L’ultimo studio condotto dal settore di ricerca dell’Ospedale Bambin Gesù di Roma assieme all’Università di Oxford ha identificato un nuovo meccanismo molecolare di trasmissione genetica di molte patologie anche rare. Secondo i risultati dello studio, alla base di questo meccanismo c’è l’età del padre, il partner che statisticamente porta il rischio più alto di trasmissione di malattie genetiche. In sostanza, i ricercatori hanno scoperto che all’aumentare dell’età del padre cresce anche il rischio di trasmettere al nascituro una malattia genetica. Ciò è dovuto biologicamente al proliferare sempre maggiore di cellule patogene responsabili della formazione degli spermatozoi del maschio: si tratta infatti di mutazioni che si sviluppano lungo tutto il corso di vita del maschio adulto. Dunque, più sono gli anni, maggiori sono le cellule patogene sviluppate. Ma soprattutto, a preoccupare è anche il vantaggio clonale di cui le suddette godono: si replicano infatti di più di quelle sane. Come ha dichiarato a riguardo il dottor Marco Tartaglia, responsabile dell’Unità di Genetica Molecolare e Genomica Funzionale dell’Ospedale, siamo di fronte a un risultato sperimentale che potrebbe garantire enormi passi avanti nell’ambito della consulenza genetica e del calcolo del rischio riproduttivo. L’approfondimento è stato pubblicato recentemente sul The American Journal of Human Genetics.

Lo studio

Lo studio dei ricercatori del Bambino Gesù e dell’Università di Oxford si è concentrato sulla sindrome di Myhre, una malattia genetica rara causata da mutazioni nel gene SMAD4 e che insorgono “de novo” – l’espressione indica una mutazione che viene diagnosticata in un individuo e non risulta essere presente nel corredo genetico dei suoi genitori – negli spermatogoni.
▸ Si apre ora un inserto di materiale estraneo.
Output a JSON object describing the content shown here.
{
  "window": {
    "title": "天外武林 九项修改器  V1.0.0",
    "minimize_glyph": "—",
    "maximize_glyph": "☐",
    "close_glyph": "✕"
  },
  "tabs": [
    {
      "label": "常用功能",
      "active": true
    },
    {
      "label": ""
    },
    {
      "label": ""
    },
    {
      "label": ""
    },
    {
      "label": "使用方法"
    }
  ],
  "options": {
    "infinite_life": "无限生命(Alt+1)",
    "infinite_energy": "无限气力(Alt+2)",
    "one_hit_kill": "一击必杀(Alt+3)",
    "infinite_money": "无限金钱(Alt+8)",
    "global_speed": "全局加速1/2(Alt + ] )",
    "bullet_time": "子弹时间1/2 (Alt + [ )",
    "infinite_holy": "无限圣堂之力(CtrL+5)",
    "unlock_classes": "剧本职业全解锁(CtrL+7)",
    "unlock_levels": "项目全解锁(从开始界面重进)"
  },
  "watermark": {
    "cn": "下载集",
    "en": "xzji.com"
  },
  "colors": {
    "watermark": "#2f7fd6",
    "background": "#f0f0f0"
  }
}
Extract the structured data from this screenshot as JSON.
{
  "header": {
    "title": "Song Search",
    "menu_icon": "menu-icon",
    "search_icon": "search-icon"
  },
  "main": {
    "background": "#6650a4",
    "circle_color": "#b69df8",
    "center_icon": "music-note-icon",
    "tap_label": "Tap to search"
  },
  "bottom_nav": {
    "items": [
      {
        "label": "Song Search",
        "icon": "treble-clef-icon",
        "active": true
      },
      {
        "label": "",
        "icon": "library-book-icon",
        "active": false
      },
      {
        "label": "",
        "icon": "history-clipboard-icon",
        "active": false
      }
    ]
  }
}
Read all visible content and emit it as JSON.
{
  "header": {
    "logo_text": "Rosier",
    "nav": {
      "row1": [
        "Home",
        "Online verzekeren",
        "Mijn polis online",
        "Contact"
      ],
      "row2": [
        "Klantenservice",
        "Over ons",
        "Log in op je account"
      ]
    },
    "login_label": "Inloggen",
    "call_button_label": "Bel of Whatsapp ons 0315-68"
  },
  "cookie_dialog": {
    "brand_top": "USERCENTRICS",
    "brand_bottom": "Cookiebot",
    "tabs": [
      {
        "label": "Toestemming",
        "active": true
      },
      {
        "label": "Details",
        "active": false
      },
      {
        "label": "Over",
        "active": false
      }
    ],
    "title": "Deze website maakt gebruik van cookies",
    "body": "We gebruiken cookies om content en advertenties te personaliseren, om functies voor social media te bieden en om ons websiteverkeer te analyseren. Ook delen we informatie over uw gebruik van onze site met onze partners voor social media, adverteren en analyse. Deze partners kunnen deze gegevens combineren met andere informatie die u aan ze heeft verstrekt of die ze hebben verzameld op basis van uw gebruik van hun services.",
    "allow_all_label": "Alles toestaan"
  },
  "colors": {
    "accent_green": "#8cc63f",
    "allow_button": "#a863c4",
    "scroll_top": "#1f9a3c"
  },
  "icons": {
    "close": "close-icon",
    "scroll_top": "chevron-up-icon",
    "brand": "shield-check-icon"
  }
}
Il meccanismo molecolare rintracciato è molto simile a quello che causa la proliferazione delle cellule tumorali. Le mutazioni analizzate, infatti, comportano l’iperattivazione di una via di segnalazione intracellulare, la MAPK, che di solito risponde solo a stimoli di fattori di crescita. Lo studio internazionale multicentrico è stato condotto analizzando i campioni di 18 pazienti diagnosticati con sindrome di Myhre, dei loro genitori e quelli di donatori anonimi di età compresa tra i 24 e i 75 anni. Sono stati analizzati anche i dati anagrafici di 35 nuclei familiari di pazienti americani con sindrome di Myhre.

Ottimi risultati

Continua il successo del settore di ricerca del Bambin Gesù, che già lo scorso anno aveva identificato 18 nuovi geni patogeni, collocando più di 18000 tra bambini e adolescenti all’interno della Rete Regionale del Lazio per le malattie rare. Il tutto sempre all’insegna delle importanti dichiarazioni rilasciate lo scorso febbraio da Bruno Dallapiccola, direttore scientifico emerito dell’Ospedale: “il primo obiettivo nei confronti dei malati rari e delle loro famiglie è porre fine all’odissea diagnostica che molti di loro sono costretti ad affrontare alla ricerca di un inquadramento”.